Only two companies belonging to the ZOB -- the "Dror" company and the "Hashomer Hatzair" company, were equipped with weapons, and they took action. The main operation commanded by Mordechai Anielewicz took place on the street. A group of Hashomer Hazair members armed with pistols intermingled with a convoy of Jews who had been kidnapped and taken to the Umschlagplatz. When the sign was given, they began a face-to-face struggle with the German guards. In this battle the first Germans to fall in the ghetto were killed here and almost all the Jewish fighters. Anilewicz overcame a soldier with whom he fought and thus was saved. The large convoy dispersed in all directions and details of the event spread amongst the besieged Jews.

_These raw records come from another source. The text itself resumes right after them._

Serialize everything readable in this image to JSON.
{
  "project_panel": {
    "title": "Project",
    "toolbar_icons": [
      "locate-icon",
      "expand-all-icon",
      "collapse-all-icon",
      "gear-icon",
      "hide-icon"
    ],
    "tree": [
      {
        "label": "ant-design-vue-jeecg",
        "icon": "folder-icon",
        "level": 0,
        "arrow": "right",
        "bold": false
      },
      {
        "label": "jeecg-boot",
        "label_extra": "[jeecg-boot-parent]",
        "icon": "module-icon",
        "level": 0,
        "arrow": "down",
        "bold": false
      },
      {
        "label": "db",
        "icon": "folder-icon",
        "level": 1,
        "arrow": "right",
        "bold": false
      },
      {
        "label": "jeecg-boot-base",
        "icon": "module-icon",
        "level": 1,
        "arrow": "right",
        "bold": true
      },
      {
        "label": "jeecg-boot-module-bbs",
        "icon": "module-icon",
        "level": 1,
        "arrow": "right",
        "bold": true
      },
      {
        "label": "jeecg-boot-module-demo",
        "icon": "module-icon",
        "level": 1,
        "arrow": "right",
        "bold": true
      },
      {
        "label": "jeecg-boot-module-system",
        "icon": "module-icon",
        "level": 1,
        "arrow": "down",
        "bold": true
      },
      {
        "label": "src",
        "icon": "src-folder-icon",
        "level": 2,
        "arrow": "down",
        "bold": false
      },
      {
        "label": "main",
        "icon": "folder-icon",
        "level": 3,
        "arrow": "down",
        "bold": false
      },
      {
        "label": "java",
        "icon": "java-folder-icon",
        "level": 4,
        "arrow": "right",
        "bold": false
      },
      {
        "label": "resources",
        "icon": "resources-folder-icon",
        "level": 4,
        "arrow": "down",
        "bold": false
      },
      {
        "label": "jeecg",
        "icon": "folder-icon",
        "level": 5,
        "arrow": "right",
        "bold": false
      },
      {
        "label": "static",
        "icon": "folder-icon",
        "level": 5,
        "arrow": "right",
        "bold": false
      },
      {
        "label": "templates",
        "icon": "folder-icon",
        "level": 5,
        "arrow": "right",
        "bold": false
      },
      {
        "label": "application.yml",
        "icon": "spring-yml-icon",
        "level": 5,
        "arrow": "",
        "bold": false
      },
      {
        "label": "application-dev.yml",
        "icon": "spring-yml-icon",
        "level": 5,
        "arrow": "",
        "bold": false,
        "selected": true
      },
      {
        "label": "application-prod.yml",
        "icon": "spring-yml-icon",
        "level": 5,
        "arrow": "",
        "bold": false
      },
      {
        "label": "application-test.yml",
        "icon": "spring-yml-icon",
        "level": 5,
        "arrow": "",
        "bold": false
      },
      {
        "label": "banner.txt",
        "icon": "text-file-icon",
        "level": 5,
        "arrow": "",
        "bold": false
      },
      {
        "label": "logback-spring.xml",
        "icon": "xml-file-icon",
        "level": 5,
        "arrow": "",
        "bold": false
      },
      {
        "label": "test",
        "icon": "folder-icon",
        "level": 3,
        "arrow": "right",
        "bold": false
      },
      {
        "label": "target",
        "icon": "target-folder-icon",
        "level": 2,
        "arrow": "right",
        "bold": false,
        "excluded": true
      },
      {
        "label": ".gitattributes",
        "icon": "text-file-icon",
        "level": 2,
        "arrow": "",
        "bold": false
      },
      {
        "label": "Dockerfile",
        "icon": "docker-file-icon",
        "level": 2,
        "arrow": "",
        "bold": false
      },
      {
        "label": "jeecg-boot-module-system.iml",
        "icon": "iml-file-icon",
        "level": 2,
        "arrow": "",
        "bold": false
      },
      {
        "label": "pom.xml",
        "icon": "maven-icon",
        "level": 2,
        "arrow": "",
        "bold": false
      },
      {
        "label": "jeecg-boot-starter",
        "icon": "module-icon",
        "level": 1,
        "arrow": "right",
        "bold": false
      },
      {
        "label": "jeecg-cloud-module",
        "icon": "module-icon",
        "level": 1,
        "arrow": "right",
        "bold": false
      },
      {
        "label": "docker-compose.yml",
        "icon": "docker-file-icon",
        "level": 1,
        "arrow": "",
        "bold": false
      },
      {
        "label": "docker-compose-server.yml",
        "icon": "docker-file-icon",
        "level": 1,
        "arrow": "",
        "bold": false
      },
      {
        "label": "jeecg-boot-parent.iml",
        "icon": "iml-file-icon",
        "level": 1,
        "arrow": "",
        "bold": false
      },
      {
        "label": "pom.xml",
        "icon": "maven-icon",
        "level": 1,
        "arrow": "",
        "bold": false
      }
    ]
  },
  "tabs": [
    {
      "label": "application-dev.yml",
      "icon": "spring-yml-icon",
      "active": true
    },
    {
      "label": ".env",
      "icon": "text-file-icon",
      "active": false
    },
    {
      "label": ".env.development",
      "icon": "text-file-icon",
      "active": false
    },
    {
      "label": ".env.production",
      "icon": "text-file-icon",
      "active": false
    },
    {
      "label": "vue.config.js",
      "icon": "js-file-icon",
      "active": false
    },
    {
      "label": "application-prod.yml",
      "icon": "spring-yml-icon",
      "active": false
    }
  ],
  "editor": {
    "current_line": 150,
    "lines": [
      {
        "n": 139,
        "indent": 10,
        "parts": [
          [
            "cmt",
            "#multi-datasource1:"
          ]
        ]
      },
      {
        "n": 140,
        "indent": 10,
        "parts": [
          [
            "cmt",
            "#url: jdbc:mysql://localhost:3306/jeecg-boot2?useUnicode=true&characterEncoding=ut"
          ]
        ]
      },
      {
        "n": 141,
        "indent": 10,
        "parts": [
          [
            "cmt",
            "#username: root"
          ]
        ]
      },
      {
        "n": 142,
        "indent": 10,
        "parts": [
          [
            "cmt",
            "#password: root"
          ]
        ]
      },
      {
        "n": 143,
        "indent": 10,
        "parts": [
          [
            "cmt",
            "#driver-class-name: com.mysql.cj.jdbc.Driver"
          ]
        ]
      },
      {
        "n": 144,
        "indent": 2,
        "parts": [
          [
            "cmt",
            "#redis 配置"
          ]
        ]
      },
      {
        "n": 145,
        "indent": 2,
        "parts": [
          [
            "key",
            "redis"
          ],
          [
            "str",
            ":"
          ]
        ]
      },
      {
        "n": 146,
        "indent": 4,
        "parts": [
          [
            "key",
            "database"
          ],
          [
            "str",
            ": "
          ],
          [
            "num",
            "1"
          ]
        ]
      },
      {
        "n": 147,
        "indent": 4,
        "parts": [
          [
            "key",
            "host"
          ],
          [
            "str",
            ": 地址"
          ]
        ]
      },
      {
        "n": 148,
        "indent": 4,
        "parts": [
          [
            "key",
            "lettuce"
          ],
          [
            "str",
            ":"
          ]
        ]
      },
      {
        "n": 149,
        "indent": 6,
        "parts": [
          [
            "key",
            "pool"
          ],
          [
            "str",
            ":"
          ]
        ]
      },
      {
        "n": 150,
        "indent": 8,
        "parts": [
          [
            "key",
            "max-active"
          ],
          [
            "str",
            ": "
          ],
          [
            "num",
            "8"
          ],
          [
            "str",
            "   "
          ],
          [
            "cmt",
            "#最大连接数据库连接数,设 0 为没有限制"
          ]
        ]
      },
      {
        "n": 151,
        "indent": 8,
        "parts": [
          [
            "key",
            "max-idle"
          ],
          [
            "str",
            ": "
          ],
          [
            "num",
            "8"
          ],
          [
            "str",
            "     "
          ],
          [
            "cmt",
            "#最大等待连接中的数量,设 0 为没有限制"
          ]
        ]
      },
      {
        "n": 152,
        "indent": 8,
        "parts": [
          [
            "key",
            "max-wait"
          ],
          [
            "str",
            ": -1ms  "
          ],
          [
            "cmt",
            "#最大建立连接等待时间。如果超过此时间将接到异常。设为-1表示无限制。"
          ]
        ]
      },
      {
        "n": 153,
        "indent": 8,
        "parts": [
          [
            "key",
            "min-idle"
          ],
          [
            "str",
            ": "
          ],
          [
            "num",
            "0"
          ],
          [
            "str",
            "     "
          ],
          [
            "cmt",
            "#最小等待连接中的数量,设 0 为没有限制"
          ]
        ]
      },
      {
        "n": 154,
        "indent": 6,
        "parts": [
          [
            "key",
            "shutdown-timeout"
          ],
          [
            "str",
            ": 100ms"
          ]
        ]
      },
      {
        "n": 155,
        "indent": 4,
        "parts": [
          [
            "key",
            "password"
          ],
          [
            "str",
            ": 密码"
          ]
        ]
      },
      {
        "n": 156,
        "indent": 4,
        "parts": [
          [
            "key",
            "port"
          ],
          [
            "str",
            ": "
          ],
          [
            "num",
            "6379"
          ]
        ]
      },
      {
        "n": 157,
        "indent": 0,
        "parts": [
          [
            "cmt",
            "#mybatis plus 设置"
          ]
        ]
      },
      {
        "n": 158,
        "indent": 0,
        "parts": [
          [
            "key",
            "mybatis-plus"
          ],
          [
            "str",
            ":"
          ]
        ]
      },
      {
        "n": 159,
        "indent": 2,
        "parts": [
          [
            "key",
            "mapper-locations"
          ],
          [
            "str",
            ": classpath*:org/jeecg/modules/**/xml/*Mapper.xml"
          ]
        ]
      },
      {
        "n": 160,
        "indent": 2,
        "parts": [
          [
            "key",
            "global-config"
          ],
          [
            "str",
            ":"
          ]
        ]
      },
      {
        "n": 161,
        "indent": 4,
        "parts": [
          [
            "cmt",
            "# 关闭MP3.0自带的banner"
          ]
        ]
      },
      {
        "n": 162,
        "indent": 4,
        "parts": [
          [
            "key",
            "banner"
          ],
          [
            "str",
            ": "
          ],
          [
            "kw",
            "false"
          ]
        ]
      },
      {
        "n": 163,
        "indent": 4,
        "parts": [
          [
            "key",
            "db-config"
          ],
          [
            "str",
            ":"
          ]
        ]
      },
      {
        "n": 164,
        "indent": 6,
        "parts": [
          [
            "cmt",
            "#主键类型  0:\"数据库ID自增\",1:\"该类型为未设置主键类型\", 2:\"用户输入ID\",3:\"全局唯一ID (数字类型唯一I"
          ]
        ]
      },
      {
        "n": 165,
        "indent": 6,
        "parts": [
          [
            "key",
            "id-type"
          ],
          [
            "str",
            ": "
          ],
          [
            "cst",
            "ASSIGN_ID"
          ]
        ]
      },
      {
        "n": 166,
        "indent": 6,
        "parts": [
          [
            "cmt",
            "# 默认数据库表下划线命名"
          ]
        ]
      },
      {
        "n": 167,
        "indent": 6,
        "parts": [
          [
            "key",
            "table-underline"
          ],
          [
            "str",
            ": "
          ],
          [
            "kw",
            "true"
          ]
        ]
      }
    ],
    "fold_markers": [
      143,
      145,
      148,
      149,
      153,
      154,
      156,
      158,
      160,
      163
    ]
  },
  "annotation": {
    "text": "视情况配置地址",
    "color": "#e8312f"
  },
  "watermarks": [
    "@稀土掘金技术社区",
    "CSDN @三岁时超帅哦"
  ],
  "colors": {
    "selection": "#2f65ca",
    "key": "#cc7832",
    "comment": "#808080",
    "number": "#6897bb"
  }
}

In another place, in an apartment on Zamenhof Street, a group of Dror members commanded by Yitzhak Zuckerman met the attacking Germans with a round of gunfire.

January 18th 1943 was not only the organization's first baptism of fire. During the Aktion, which lasted for four days, there was also a decisive change in the behaviour of the ghetto inhabitants. After the first convoy dispersed, the Germans could no longer assemble a second convoy, because the Jews of the ghetto no longer obeyed calls to leave their homes and report to a collection site. Most of the Jews in the ghetto hid in improvised hideouts. There was also a great change in German behaviour. They began to move quietly and were reluctant to enter possible hiding places. The second Aktion, which extracted 5,000-6,000 residents of the ghetto, was halted. The Jews interpreted the cessation of the Aktion by the Germans as a sign of weakness and a retreat from the force that was employed against them, and even the Polish underground thought that the Germans had stopped the Aktion because of Jewish resistance.

The events of January had a decisive effect on the preparations for the April uprising, and the three months from the last week of January to April 1943 was a period of feverish preparations for the coming combat. The ZOB drew conclusions from the lessons learned from January 1941. It was clear that the Aktion could come as a surprise the ghetto, and therefore the organization and its fighters had to maintain constant alertness. The 22 fighting groups that were formed after January, and which were organized according to the movements that they belonged to, now organised themselves together in apartments of the organisation near prepared positions. The January fighting taught them that they had to attack the enemy unexpectedly and from prepared positions in the maze of houses and attics in the ghetto .With this concept in mind the ghetto or parts of the ghetto were divided into combat zones, and positions, which were assigned to the combat groups.

Anielewicz commanded the entire force of the ZOB and the ghetto, and Israel Kannel took charge of the central ghetto sector, Yitzhak Zuckerman, and after him Eliezer Geller, were in charge of the factory area, and Mark Edelman was the commander of the ”Brush Shop“ area. In the area of Muranowski square, a force of the Jewish Military Union entrenched itself under the command of Pavel Frenkel.

The weapons, a few of which were obtained from the Polish organizations and mostly bought for money, were mainly pistols. The gun was the fighters' personal weapon.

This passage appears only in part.